I don’t. I enjoy it. Did you hear about the guys who got arrested because they were correcting signs and stuff around the country? They are my new heroes. They were on TV, and I said to my dad, “Take a good look. One of those men is your future son-in-law.” He didn’t find it amusing…
no, i didn’t hear about them. which country did this happen in? america? probably… a lot of stuff happens there. good and bad. don’t get me wrong! but anyway, future son-in-law,
, u’re good at making jokes. i usually take jokes from tv shows and use them infront of my friends and family. i have been told i do have a bit of wit tho (and a whole lot of sarcasm. i don’t use it on the interent tho incase anyone gets the wrong side of it. trust me it happens a lot). wit runs in the family tho…
lol
I am the master of sarcasm, which is a problem because both my mom and stepmom are, you know…complete dumbshits. Like, if I make a pun, instead of laughing, they’ll explain the joke. Or if I say something sarcastic, they take me totally seriously. I have pretty much no tolerance for stupid people. In fact, my senior paper…supposed to be a satire…I called it “The Trouble with Stupid People.” It was amazing. It was all about how we should get rid of product warnings and stop/yield/speed limit signs, because all that stuff should be common sense. Like, if your kid doesn’t know that wearing a Superman costume does not actually enable you to fly, then maybe they should jump off the roof and learn the hard way. Or if you don’t know not to stop at an intersection and check for oncoming traffic, or not to take a sharp turn at 1100 mph, then maybe you don’t really deserve to live. So, my whole thesis was basically that we need to stop catering to and protecting stupid people. It’s a survival of the fittest thing.

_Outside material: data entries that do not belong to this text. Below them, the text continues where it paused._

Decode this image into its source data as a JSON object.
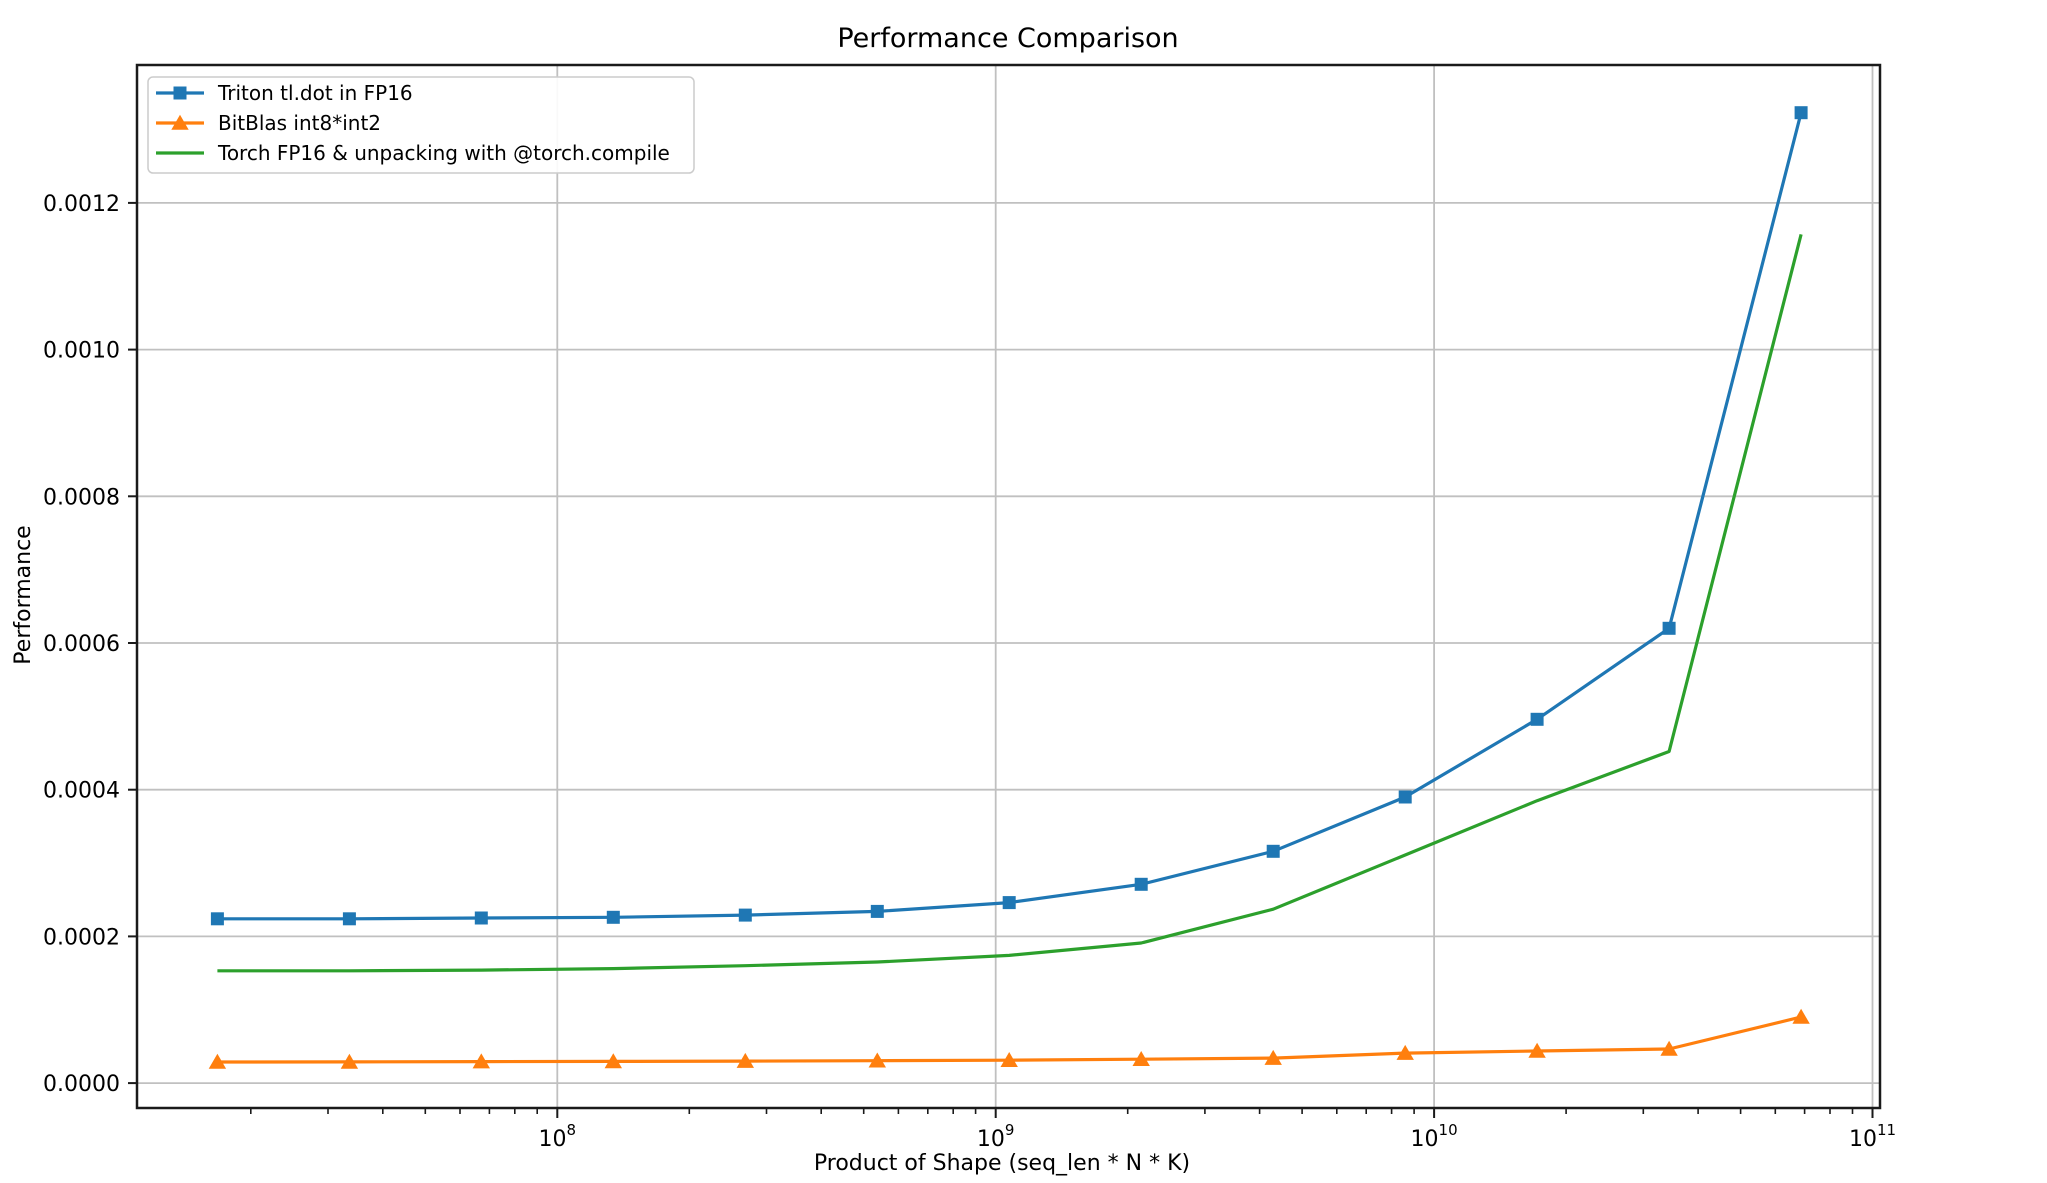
{
  "chart_data": {
    "type": "line",
    "title": "Performance Comparison",
    "xlabel": "Product of Shape (seq_len * N * K)",
    "ylabel": "Performance",
    "x_scale": "log",
    "grid": true,
    "legend_position": "upper-left",
    "x": [
      16777216,
      33554432,
      67108864,
      134217728,
      268435456,
      536870912,
      1073741824,
      2147483648,
      4294967296,
      8589934592,
      17179869184,
      34359738368,
      68719476736
    ],
    "series": [
      {
        "name": "Triton tl.dot in FP16",
        "color": "#1f77b4",
        "marker": "square",
        "values": [
          0.000224,
          0.000224,
          0.000225,
          0.000226,
          0.000229,
          0.000234,
          0.000246,
          0.000271,
          0.000316,
          0.00039,
          0.000496,
          0.00062,
          0.001323
        ]
      },
      {
        "name": "BitBlas int8*int2",
        "color": "#ff7f0e",
        "marker": "triangle",
        "values": [
          2.87e-05,
          2.89e-05,
          2.92e-05,
          2.96e-05,
          3e-05,
          3.05e-05,
          3.12e-05,
          3.25e-05,
          3.4e-05,
          4.08e-05,
          4.37e-05,
          4.64e-05,
          9e-05
        ]
      },
      {
        "name": "Torch FP16 & unpacking with @torch.compile",
        "color": "#2ca02c",
        "marker": "none",
        "values": [
          0.000153,
          0.000153,
          0.000154,
          0.000156,
          0.00016,
          0.000165,
          0.000174,
          0.000191,
          0.000237,
          0.000311,
          0.000385,
          0.000452,
          0.001157
        ]
      }
    ],
    "xlim": [
      11000000,
      104000000000
    ],
    "ylim": [
      -3.4e-05,
      0.001388
    ],
    "x_major_ticks": [
      100000000,
      1000000000,
      10000000000,
      100000000000
    ],
    "x_tick_base": "10",
    "x_tick_exponents": [
      "8",
      "9",
      "10",
      "11"
    ],
    "y_ticks": [
      0,
      0.0002,
      0.0004,
      0.0006,
      0.0008,
      0.001,
      0.0012
    ],
    "y_tick_labels": [
      "0.0000",
      "0.0002",
      "0.0004",
      "0.0006",
      "0.0008",
      "0.0010",
      "0.0012"
    ],
    "grid_color": "#c0c0c0",
    "axis_color": "#1a1a1a",
    "legend_border_color": "#cccccc",
    "background_color": "#ffffff"
  }
}
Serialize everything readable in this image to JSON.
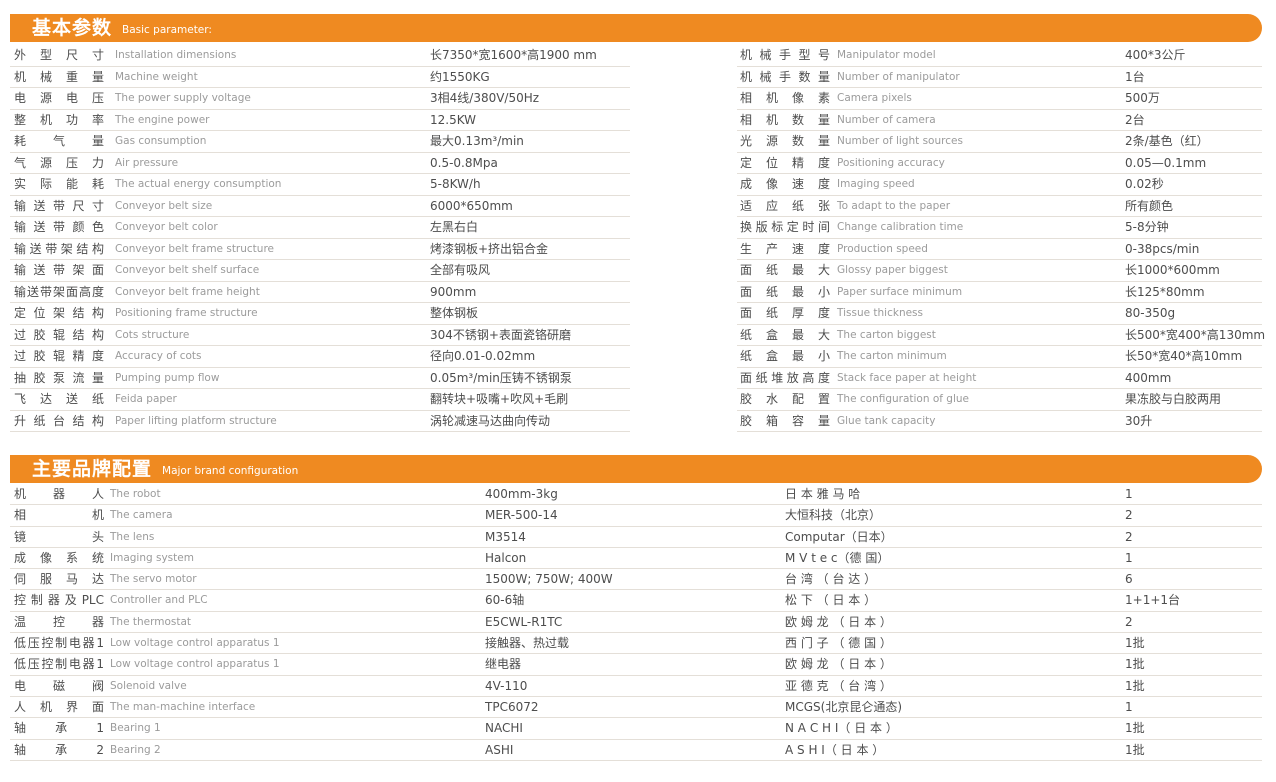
{
  "accent_color": "#ef8a21",
  "divider_color": "#e4dfd8",
  "section1": {
    "title_zh": "基本参数",
    "title_en": "Basic parameter:",
    "left_rows": [
      {
        "label": "外型尺寸",
        "en": "Installation dimensions",
        "value": "长7350*宽1600*高1900 mm"
      },
      {
        "label": "机械重量",
        "en": "Machine weight",
        "value": "约1550KG"
      },
      {
        "label": "电源电压",
        "en": "The power supply voltage",
        "value": "3相4线/380V/50Hz"
      },
      {
        "label": "整机功率",
        "en": "The engine power",
        "value": "12.5KW"
      },
      {
        "label": "耗气量",
        "en": "Gas consumption",
        "value": "最大0.13m³/min"
      },
      {
        "label": "气源压力",
        "en": "Air pressure",
        "value": "0.5-0.8Mpa"
      },
      {
        "label": "实际能耗",
        "en": "The actual energy consumption",
        "value": "5-8KW/h"
      },
      {
        "label": "输送带尺寸",
        "en": "Conveyor belt size",
        "value": "6000*650mm"
      },
      {
        "label": "输送带颜色",
        "en": "Conveyor belt color",
        "value": "左黑右白"
      },
      {
        "label": "输送带架结构",
        "en": "Conveyor belt frame structure",
        "value": "烤漆钢板+挤出铝合金"
      },
      {
        "label": "输送带架面",
        "en": "Conveyor belt shelf surface",
        "value": "全部有吸风"
      },
      {
        "label": "输送带架面高度",
        "en": "Conveyor belt frame height",
        "value": "900mm"
      },
      {
        "label": "定位架结构",
        "en": "Positioning frame structure",
        "value": "整体钢板"
      },
      {
        "label": "过胶辊结构",
        "en": "Cots structure",
        "value": "304不锈钢+表面瓷铬研磨"
      },
      {
        "label": "过胶辊精度",
        "en": "Accuracy of cots",
        "value": "径向0.01-0.02mm"
      },
      {
        "label": "抽胶泵流量",
        "en": "Pumping pump flow",
        "value": "0.05m³/min压铸不锈钢泵"
      },
      {
        "label": "飞达送纸",
        "en": "Feida paper",
        "value": "翻转块+吸嘴+吹风+毛刷"
      },
      {
        "label": "升纸台结构",
        "en": "Paper lifting platform structure",
        "value": "涡轮减速马达曲向传动"
      }
    ],
    "right_rows": [
      {
        "label": "机械手型号",
        "en": "Manipulator model",
        "value": "400*3公斤"
      },
      {
        "label": "机械手数量",
        "en": "Number of manipulator",
        "value": "1台"
      },
      {
        "label": "相机像素",
        "en": "Camera pixels",
        "value": "500万"
      },
      {
        "label": "相机数量",
        "en": "Number of camera",
        "value": "2台"
      },
      {
        "label": "光源数量",
        "en": "Number of light sources",
        "value": "2条/基色（红）"
      },
      {
        "label": "定位精度",
        "en": "Positioning accuracy",
        "value": "0.05—0.1mm"
      },
      {
        "label": "成像速度",
        "en": "Imaging speed",
        "value": "0.02秒"
      },
      {
        "label": "适应纸张",
        "en": "To adapt to the paper",
        "value": "所有颜色"
      },
      {
        "label": "换版标定时间",
        "en": "Change calibration time",
        "value": "5-8分钟"
      },
      {
        "label": "生产速度",
        "en": "Production speed",
        "value": "0-38pcs/min"
      },
      {
        "label": "面纸最大",
        "en": "Glossy paper biggest",
        "value": "长1000*600mm"
      },
      {
        "label": "面纸最小",
        "en": "Paper surface minimum",
        "value": "长125*80mm"
      },
      {
        "label": "面纸厚度",
        "en": "Tissue thickness",
        "value": "80-350g"
      },
      {
        "label": "纸盒最大",
        "en": "The carton biggest",
        "value": "长500*宽400*高130mm"
      },
      {
        "label": "纸盒最小",
        "en": "The carton minimum",
        "value": "长50*宽40*高10mm"
      },
      {
        "label": "面纸堆放高度",
        "en": "Stack face paper at height",
        "value": "400mm"
      },
      {
        "label": "胶水配置",
        "en": "The configuration of glue",
        "value": "果冻胶与白胶两用"
      },
      {
        "label": "胶箱容量",
        "en": "Glue tank capacity",
        "value": "30升"
      }
    ]
  },
  "section2": {
    "title_zh": "主要品牌配置",
    "title_en": "Major brand configuration",
    "rows": [
      {
        "label": "机器人",
        "en": "The robot",
        "model": "400mm-3kg",
        "brand": "日 本 雅 马 哈",
        "qty": "1"
      },
      {
        "label": "相机",
        "en": "The camera",
        "model": "MER-500-14",
        "brand": "大恒科技（北京）",
        "qty": "2"
      },
      {
        "label": "镜头",
        "en": "The lens",
        "model": "M3514",
        "brand": "Computar（日本）",
        "qty": "2"
      },
      {
        "label": "成像系统",
        "en": "Imaging system",
        "model": "Halcon",
        "brand": "M V t e c（德 国）",
        "qty": "1"
      },
      {
        "label": "伺服马达",
        "en": "The servo motor",
        "model": "1500W; 750W; 400W",
        "brand": "台 湾 （ 台 达 ）",
        "qty": "6"
      },
      {
        "label": "控制器及PLC",
        "en": "Controller and PLC",
        "model": "60-6轴",
        "brand": "松 下 （ 日 本 ）",
        "qty": "1+1+1台"
      },
      {
        "label": "温控器",
        "en": "The thermostat",
        "model": "E5CWL-R1TC",
        "brand": "欧 姆 龙 （ 日 本 ）",
        "qty": "2"
      },
      {
        "label": "低压控制电器1",
        "en": "Low voltage control apparatus 1",
        "model": "接触器、热过载",
        "brand": "西 门 子 （ 德 国 ）",
        "qty": "1批"
      },
      {
        "label": "低压控制电器1",
        "en": "Low voltage control apparatus 1",
        "model": "继电器",
        "brand": "欧 姆 龙 （ 日 本 ）",
        "qty": "1批"
      },
      {
        "label": "电磁阀",
        "en": "Solenoid valve",
        "model": "4V-110",
        "brand": "亚 德 克 （ 台 湾 ）",
        "qty": "1批"
      },
      {
        "label": "人机界面",
        "en": "The man-machine interface",
        "model": "TPC6072",
        "brand": "MCGS(北京昆仑通态)",
        "qty": "1"
      },
      {
        "label": "轴承1",
        "en": "Bearing 1",
        "model": "NACHI",
        "brand": "N A C H I（ 日 本 ）",
        "qty": "1批"
      },
      {
        "label": "轴承2",
        "en": "Bearing 2",
        "model": "ASHI",
        "brand": "A S H I（ 日 本 ）",
        "qty": "1批"
      }
    ]
  }
}
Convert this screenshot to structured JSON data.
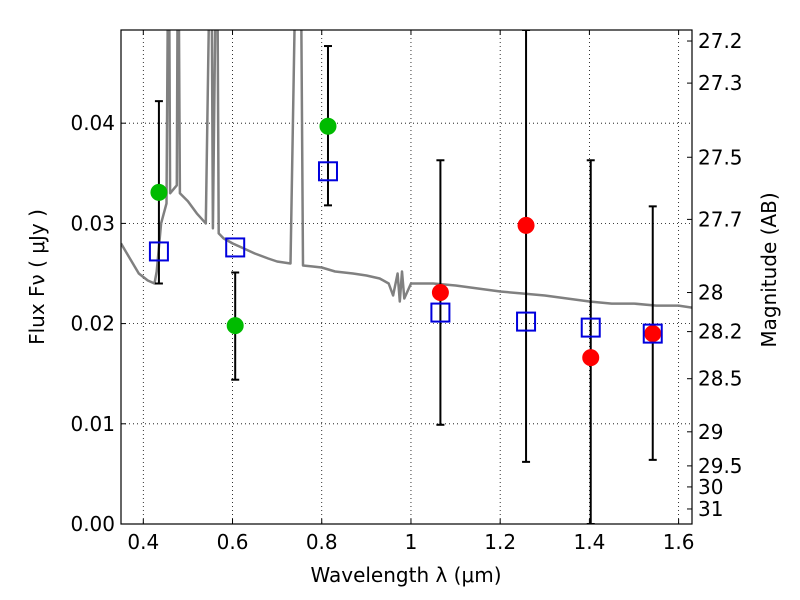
{
  "chart_data": {
    "type": "scatter",
    "xlabel": "Wavelength  λ (μm)",
    "ylabel": "Flux  Fν  ( μJy )",
    "ylabel_right": "Magnitude (AB)",
    "xlim": [
      0.35,
      1.63
    ],
    "ylim": [
      0.0,
      0.0493
    ],
    "x_ticks": [
      0.4,
      0.6,
      0.8,
      1.0,
      1.2,
      1.4,
      1.6
    ],
    "x_tick_labels": [
      "0.4",
      "0.6",
      "0.8",
      "1",
      "1.2",
      "1.4",
      "1.6"
    ],
    "y_ticks": [
      0.0,
      0.01,
      0.02,
      0.03,
      0.04
    ],
    "y_tick_labels": [
      "0.00",
      "0.01",
      "0.02",
      "0.03",
      "0.04"
    ],
    "right_ticks": [
      {
        "label": "27.2",
        "flux": 0.0482
      },
      {
        "label": "27.3",
        "flux": 0.044
      },
      {
        "label": "27.5",
        "flux": 0.0366
      },
      {
        "label": "27.7",
        "flux": 0.0304
      },
      {
        "label": "28",
        "flux": 0.0231
      },
      {
        "label": "28.2",
        "flux": 0.0192
      },
      {
        "label": "28.5",
        "flux": 0.0145
      },
      {
        "label": "29",
        "flux": 0.0092
      },
      {
        "label": "29.5",
        "flux": 0.0058
      },
      {
        "label": "30",
        "flux": 0.0037
      },
      {
        "label": "31",
        "flux": 0.0015
      }
    ],
    "grid": true,
    "colors": {
      "green": "#00bb00",
      "red": "#ff0000",
      "model": "#808080",
      "box": "#0000dd",
      "errorbar": "#000000"
    },
    "series": [
      {
        "marker": "circle",
        "color": "green",
        "points": [
          {
            "x": 0.435,
            "y": 0.0331
          },
          {
            "x": 0.606,
            "y": 0.0198
          },
          {
            "x": 0.814,
            "y": 0.0397
          }
        ]
      },
      {
        "marker": "circle",
        "color": "red",
        "points": [
          {
            "x": 1.066,
            "y": 0.0231
          },
          {
            "x": 1.258,
            "y": 0.0298
          },
          {
            "x": 1.403,
            "y": 0.0166
          },
          {
            "x": 1.542,
            "y": 0.019
          }
        ]
      },
      {
        "marker": "open-square",
        "color": "box",
        "points": [
          {
            "x": 0.435,
            "y": 0.0272
          },
          {
            "x": 0.606,
            "y": 0.0276
          },
          {
            "x": 0.814,
            "y": 0.0352
          },
          {
            "x": 1.066,
            "y": 0.0211
          },
          {
            "x": 1.258,
            "y": 0.0202
          },
          {
            "x": 1.403,
            "y": 0.0196
          },
          {
            "x": 1.542,
            "y": 0.019
          }
        ]
      }
    ],
    "errorbars": [
      {
        "x": 0.435,
        "lo": 0.024,
        "hi": 0.0422
      },
      {
        "x": 0.606,
        "lo": 0.0144,
        "hi": 0.0251
      },
      {
        "x": 0.814,
        "lo": 0.0318,
        "hi": 0.0477
      },
      {
        "x": 1.066,
        "lo": 0.0099,
        "hi": 0.0363
      },
      {
        "x": 1.258,
        "lo": 0.0062,
        "hi": 0.0493
      },
      {
        "x": 1.403,
        "lo": 0.0,
        "hi": 0.0363
      },
      {
        "x": 1.542,
        "lo": 0.0064,
        "hi": 0.0317
      }
    ],
    "model_spectrum": [
      [
        0.35,
        0.028
      ],
      [
        0.37,
        0.0265
      ],
      [
        0.39,
        0.025
      ],
      [
        0.41,
        0.0243
      ],
      [
        0.425,
        0.024
      ],
      [
        0.43,
        0.0252
      ],
      [
        0.44,
        0.03
      ],
      [
        0.452,
        0.032
      ],
      [
        0.457,
        0.065
      ],
      [
        0.46,
        0.033
      ],
      [
        0.475,
        0.0338
      ],
      [
        0.478,
        0.065
      ],
      [
        0.482,
        0.033
      ],
      [
        0.5,
        0.0322
      ],
      [
        0.52,
        0.031
      ],
      [
        0.54,
        0.03
      ],
      [
        0.552,
        0.065
      ],
      [
        0.556,
        0.0295
      ],
      [
        0.565,
        0.065
      ],
      [
        0.569,
        0.029
      ],
      [
        0.58,
        0.0285
      ],
      [
        0.6,
        0.028
      ],
      [
        0.62,
        0.0276
      ],
      [
        0.65,
        0.027
      ],
      [
        0.68,
        0.0265
      ],
      [
        0.7,
        0.0262
      ],
      [
        0.73,
        0.026
      ],
      [
        0.745,
        0.065
      ],
      [
        0.752,
        0.065
      ],
      [
        0.758,
        0.0258
      ],
      [
        0.78,
        0.0257
      ],
      [
        0.8,
        0.0256
      ],
      [
        0.83,
        0.0252
      ],
      [
        0.87,
        0.025
      ],
      [
        0.9,
        0.0248
      ],
      [
        0.93,
        0.0245
      ],
      [
        0.95,
        0.024
      ],
      [
        0.96,
        0.0228
      ],
      [
        0.97,
        0.025
      ],
      [
        0.975,
        0.0222
      ],
      [
        0.98,
        0.0252
      ],
      [
        0.985,
        0.0225
      ],
      [
        1.0,
        0.024
      ],
      [
        1.05,
        0.024
      ],
      [
        1.1,
        0.0238
      ],
      [
        1.15,
        0.0235
      ],
      [
        1.2,
        0.0232
      ],
      [
        1.25,
        0.023
      ],
      [
        1.3,
        0.0228
      ],
      [
        1.35,
        0.0225
      ],
      [
        1.4,
        0.0222
      ],
      [
        1.45,
        0.022
      ],
      [
        1.5,
        0.022
      ],
      [
        1.55,
        0.0218
      ],
      [
        1.6,
        0.0218
      ],
      [
        1.63,
        0.0216
      ]
    ]
  }
}
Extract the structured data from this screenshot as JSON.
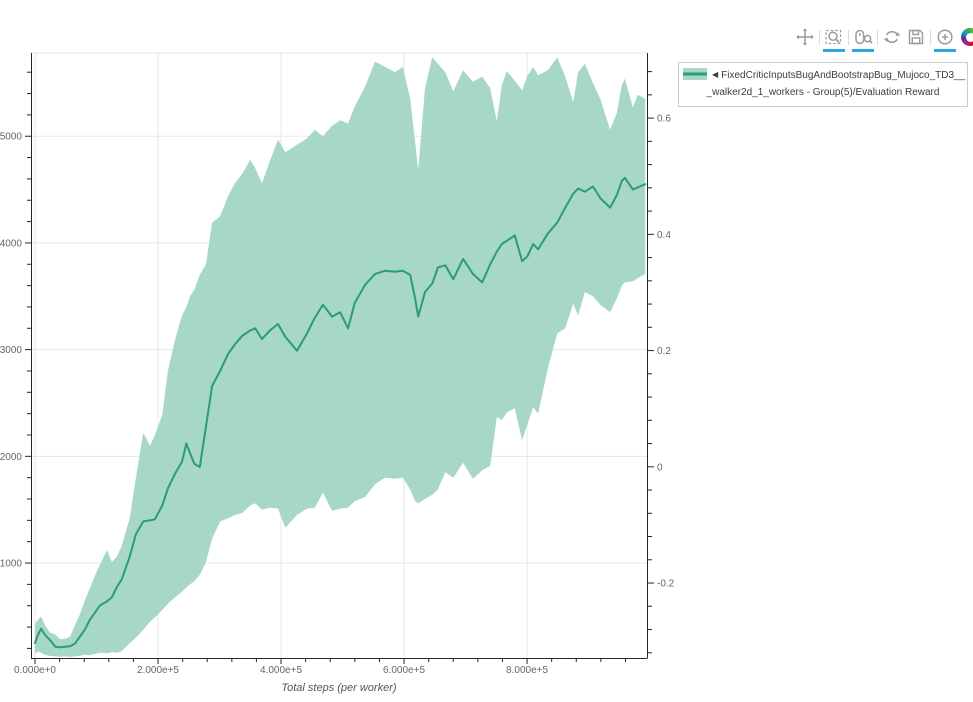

ha ha. I hate stupid peoples too
lmbfbo (laugh my big fat butt off) yh i understand totally. i’ll be sarcastic infront of my mother and she’ll take me seriously and next thing u no im being told im backchatting wen all im doin is pointing out that it wuz a joke! like, geez ppls! wake up! chill out!
Wow, I’ve never heard the term “backchatting.” Where are you from?
I knew what it meant, I just had never heard “backchat”. I’ve hear “back-sass” and “back-talk”, and an extensive number of other terms because, well…I do it a lot and my parents yelled at me for it all the time. In fact, on more than one occasion, I had to write “I will not speak disrespectfully to my father/parents” 5000x. That’s why I take kick-ass notes in school–I write super, super fast.
holy crud… thats just plain mean. OK, I CANT STAND IT ANYMORE!!!!!!!!!!!!!!!!!! WE GOT KITTENS LAST NITE!!!!!!!!!! ONE IS BLACK AND WHITE AND HIS NAME IS MILO ( he was also the first born! and the fluffiest! and the most affectionate to be honest too….
) AND THE SECOND ONE IS GREY AND WHITE AND HIS NAME IS ASH! (Ash is the most playful and adventureust. and he luvs my pyjama pants! he kept leaping on leg and clawing at it! omg he is adorable. they both are!!!!!!) ok, i;m good, i’m breathing normally again.
Kittens are my favorite things in the whole wide world. Every time I go to a pet store, I go STRAIGHT for the kitties. They are so much fun and they make me so happy and I wish I could have all the kitties in the whole world! EEEEEEEEE!!!!!!!
i know! once i get pictures of Milo and Ash they r going onto my blog! i can’t for u guys to see them!